This is from last week when I was trying to work while also watching the kids. You can tell how he spends most of his days now.


----------



## Skylar (Jul 29, 2016)

What a cutie. He sure knows how to nap with class.


----------



## TeamHellhound (Feb 5, 2021)

That's funny... I see a lot of BMC down here, and would have totally believed that guess, or at least him being a BMC cross.


----------



## PeggyTheParti (Sep 5, 2019)

I adore him and his comfy beds!


----------



## Raindrops (Mar 24, 2019)

Wow he is looking great at 14! He deserves a comfy bed lol


----------



## Starla (Nov 5, 2020)

TeamHellhound said:


> That's funny... I see a lot of BMC down here, and would have totally believed that guess, or at least him being a BMC cross.

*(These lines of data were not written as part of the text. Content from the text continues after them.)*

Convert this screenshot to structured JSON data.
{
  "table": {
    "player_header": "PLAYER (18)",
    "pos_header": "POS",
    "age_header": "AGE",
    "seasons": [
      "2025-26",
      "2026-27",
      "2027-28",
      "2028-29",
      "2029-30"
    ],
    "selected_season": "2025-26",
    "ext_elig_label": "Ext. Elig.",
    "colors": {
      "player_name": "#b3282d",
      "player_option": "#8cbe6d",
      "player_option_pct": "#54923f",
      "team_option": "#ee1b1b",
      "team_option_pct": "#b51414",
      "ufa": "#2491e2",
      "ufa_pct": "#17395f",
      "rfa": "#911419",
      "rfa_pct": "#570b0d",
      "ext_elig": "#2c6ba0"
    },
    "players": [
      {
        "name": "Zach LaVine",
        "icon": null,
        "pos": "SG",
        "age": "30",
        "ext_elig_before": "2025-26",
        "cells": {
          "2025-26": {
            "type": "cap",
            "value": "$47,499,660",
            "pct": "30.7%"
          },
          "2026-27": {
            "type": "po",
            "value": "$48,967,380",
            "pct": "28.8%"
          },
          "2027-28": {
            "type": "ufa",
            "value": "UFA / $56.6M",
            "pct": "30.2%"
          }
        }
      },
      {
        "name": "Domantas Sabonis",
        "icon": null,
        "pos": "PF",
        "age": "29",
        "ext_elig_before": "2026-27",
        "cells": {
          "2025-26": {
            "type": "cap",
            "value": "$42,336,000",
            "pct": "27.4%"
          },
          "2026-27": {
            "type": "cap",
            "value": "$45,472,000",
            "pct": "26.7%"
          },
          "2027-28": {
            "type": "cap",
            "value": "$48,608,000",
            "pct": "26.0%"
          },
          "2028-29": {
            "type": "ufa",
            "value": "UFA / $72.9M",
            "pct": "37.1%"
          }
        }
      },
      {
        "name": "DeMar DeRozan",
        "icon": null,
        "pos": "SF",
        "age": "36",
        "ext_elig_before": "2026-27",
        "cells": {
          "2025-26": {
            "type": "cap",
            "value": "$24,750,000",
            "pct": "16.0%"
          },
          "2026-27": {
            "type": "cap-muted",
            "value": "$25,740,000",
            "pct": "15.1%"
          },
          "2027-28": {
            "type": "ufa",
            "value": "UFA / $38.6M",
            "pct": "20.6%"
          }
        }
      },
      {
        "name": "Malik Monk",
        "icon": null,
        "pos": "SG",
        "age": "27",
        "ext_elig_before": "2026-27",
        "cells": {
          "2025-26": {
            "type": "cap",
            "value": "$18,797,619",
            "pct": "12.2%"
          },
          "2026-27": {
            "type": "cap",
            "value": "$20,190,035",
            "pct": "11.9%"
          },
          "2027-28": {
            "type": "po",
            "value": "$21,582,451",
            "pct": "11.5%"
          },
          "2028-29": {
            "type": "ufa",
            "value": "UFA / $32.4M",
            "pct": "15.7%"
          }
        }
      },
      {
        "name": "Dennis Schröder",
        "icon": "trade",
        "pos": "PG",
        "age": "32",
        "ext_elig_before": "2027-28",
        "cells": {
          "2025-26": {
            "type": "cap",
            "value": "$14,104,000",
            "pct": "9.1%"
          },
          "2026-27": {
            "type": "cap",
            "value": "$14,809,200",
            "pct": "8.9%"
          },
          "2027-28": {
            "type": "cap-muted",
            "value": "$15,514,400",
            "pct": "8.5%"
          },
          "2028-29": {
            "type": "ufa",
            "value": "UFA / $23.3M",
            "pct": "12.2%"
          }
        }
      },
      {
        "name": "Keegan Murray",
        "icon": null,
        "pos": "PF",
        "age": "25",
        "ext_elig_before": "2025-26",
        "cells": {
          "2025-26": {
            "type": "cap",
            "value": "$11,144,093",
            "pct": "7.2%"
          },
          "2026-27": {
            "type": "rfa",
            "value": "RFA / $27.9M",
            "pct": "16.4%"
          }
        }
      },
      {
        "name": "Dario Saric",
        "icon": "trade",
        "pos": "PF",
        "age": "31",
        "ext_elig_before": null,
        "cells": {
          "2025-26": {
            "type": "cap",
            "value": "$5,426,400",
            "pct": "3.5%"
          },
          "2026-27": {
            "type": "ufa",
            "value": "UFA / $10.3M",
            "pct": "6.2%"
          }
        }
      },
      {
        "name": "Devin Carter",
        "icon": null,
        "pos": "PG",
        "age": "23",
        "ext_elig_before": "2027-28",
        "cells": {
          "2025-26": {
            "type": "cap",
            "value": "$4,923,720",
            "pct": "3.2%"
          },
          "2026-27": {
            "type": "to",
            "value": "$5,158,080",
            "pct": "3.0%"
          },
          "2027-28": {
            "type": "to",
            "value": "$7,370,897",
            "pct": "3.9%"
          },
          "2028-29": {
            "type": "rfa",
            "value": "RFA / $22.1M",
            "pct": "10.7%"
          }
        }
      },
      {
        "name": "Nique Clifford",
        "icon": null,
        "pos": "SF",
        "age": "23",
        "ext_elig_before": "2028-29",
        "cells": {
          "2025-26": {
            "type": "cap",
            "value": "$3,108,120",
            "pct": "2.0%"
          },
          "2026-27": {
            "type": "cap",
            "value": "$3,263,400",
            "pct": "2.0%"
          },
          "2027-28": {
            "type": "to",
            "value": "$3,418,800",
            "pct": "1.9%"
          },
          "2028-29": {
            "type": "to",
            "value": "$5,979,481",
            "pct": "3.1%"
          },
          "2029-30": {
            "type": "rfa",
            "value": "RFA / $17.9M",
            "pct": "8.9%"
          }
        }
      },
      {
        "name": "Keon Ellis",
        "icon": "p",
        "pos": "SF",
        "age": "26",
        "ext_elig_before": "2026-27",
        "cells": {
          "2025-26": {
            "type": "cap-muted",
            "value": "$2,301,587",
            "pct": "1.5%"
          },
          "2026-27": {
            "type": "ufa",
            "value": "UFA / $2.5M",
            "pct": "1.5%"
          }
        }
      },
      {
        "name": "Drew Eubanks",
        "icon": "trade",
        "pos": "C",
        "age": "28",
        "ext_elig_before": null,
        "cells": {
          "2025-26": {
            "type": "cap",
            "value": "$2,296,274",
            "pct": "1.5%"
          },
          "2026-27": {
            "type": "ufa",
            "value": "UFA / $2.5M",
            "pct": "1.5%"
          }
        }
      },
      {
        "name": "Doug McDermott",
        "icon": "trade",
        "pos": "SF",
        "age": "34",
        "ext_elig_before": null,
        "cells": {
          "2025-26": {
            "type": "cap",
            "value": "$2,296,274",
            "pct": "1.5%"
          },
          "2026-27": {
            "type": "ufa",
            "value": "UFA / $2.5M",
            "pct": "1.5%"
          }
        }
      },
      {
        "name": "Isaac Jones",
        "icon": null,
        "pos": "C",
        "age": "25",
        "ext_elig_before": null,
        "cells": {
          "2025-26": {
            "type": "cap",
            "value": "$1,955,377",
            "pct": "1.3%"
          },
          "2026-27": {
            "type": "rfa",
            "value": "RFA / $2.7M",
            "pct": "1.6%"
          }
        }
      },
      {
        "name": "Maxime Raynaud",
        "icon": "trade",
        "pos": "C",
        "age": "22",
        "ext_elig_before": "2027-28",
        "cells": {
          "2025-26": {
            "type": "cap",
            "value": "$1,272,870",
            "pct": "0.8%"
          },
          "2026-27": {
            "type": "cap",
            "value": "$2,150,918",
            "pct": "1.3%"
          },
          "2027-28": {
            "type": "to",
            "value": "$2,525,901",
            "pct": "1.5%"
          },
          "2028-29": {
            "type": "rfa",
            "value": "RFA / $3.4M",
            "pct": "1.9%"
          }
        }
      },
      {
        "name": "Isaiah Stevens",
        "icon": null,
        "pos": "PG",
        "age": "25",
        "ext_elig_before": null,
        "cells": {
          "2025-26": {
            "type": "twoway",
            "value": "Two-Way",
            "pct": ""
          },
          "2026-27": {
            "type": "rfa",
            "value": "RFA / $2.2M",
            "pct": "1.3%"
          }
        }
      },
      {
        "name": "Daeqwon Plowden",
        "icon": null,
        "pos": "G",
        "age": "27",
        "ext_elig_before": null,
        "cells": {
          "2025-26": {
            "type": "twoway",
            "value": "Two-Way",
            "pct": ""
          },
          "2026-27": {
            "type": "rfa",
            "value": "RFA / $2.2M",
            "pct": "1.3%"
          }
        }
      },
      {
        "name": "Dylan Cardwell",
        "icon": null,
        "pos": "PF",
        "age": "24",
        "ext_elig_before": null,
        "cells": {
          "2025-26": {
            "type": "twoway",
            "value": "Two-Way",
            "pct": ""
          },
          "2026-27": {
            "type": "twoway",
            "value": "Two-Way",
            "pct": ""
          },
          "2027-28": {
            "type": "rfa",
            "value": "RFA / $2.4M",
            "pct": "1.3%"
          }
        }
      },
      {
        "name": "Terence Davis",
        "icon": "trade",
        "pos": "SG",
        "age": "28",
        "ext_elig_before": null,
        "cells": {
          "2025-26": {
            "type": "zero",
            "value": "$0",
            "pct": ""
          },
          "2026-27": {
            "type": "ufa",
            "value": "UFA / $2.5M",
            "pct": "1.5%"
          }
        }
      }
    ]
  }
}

I have never ever seen one in real life, and in central Texas it’s all labs and pit bulls in the county animal control, which is where we got him. At least it was the last time I was there!


----------



## TeamHellhound (Feb 5, 2021)

Starla said:


> I have never ever seen one in real life, and in central Texas it’s all labs and pit bulls in the county animal control, which is where we got him. At least it was the last time I was there!


I'm is southeastern Texas, and a lot of hog hunters here use BMC or BMC crosses, along with Catahoula and Catahoula crosses.


----------



## Newport (Jul 16, 2014)

He looks like the sweetest boy. I love old dogs.


----------